幽斎

サイレント ルーム: MK ウルトラ プログラムの幽斎のレビュー・感想・評価

3.8
【幽斎的2023ベストムービー、スカベンジャー最優秀賞】
C級スリラー(ホラー)をレビューする、Scavengerシリーズ第32界。原題「Silent Room: The MK Ultra Program」長い(笑)、理由は後述。過去のスカベンジャーで最もレビューの少ない地下映画。AmazonPrimeVideoで200円鑑賞。

私が鑑賞した時はレビューはフォロワーさんの白目うさぎさんだけと言う惨状(字幕は改善されてた)。よくジャケ写が有ったなと、しかもUS版とは似ても似つかぬ謎仕様。何時もイラン事まで能書きタレてるFilmarksのあらすじも丸でヤル気ナッシング。アマゾンって作品検索がクソで有名ですが、此の作品に良く辿り着いたと声を大にして叫びたい。私は予告編から侵入した(笑)。
www.youtube.com/watch?v=h8r4M8y6hpI

本作はTVムービーでは無く、しっかり劇場公開された作品。アマゾン謎映画では比較的新しい2021年制作。Drew Stewart監督の自主制作で当初は「The Quiet that Kills」と言うタイトルで、前作「The Brazilian Connection」はNYC Indie Film Awardsで作品賞候補と注目され、本作のCJ役Thiago Palmaが「金を出すからタイトルを変えてくれ」頼まれ「Silent Room」改題。The MK Ultra Programは配信版の副題。

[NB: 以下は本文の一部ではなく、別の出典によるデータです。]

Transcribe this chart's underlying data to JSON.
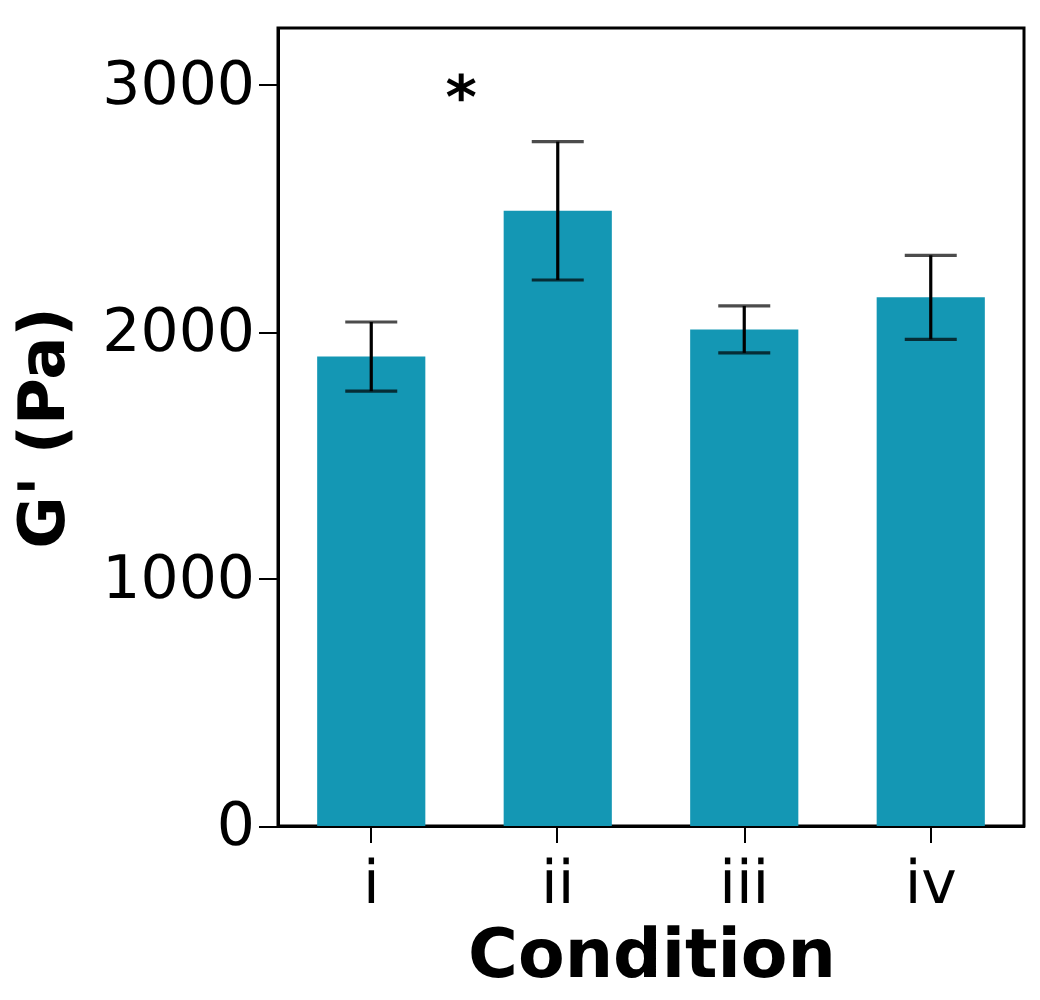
{
  "chart_data": {
    "type": "bar",
    "xlabel": "Condition",
    "ylabel": "G' (Pa)",
    "categories": [
      "i",
      "ii",
      "iii",
      "iv"
    ],
    "values": [
      1900,
      2490,
      2010,
      2140
    ],
    "errors": [
      140,
      280,
      95,
      170
    ],
    "color": "#1497b4",
    "ylim": [
      0,
      3230
    ],
    "yticks": [
      0,
      1000,
      2000,
      3000
    ],
    "grid": false,
    "annotations": [
      "*"
    ]
  }
}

「Project MK-ULTRA」CIAが秘密裏に実験した洗脳プログラムのコードネーム。悪名高いグアンタナモ収容施設の拷問の過程でマインドコントロールを行う等極めて非人道的でアメリカ政府も認めた黒歴史の筆頭格。朝鮮戦争で中国のアメリカ軍捕虜の実験を、逆輸入して始めたと言うから開いた口が塞がらない。1990年「ジェイコブス・ラダー」MKウルトラに酷似した作品等、スリラーの定番ジャンルでは有る。

劇場公開した分だけ超低予算を考えればコンセプチュアルは悪くない。イメージとして私の生涯一位作品「SAW」っぽく、真っ白な部屋に閉じ込められたElan Kwiecinski(全く無名だけどスタイル抜群!しっかり美人)が実験の過程で精神に異常を来し自我が崩壊。首謀者Oscar Laresの過去が現在の実験と交錯して逝く。79分と短めでスマホを見乍らでもサクッと観れるが、実はスカベンジャーの中でもお薦めクラスのスリラー。

低予算のお約束で時系列がチャプター毎にクロスするので、一本調子に見えた「SAW」は偉大だが、オチは伏線もフェアに仕込まれレトリックに関して監督の、特に脚本について才覚も感じた。次回作「Aberdeen」クライム・スリラーなので名前だけでも憶えて置きたい。実験パートはパッと見「何ヤッてんだよ」幻覚のオンパレードで、小馬鹿にしてると思う壺なので油断為さらぬ様に(笑)。

私は「007」好き過ぎて以前はボンドカー「ロータス・エスプリ」所有するおバカさんでしたが(笑)、流石にレストアに金が掛かり過ぎで手放して、今は普通の国産車に乗ってますが、外車の購入を検討されてる方に本作を観て一つ勉強に為るシーンが有りました。

「BMWを欲しがる奴は無能な人間だ!」ホントか確かめる意味でも暇潰しに為るかも。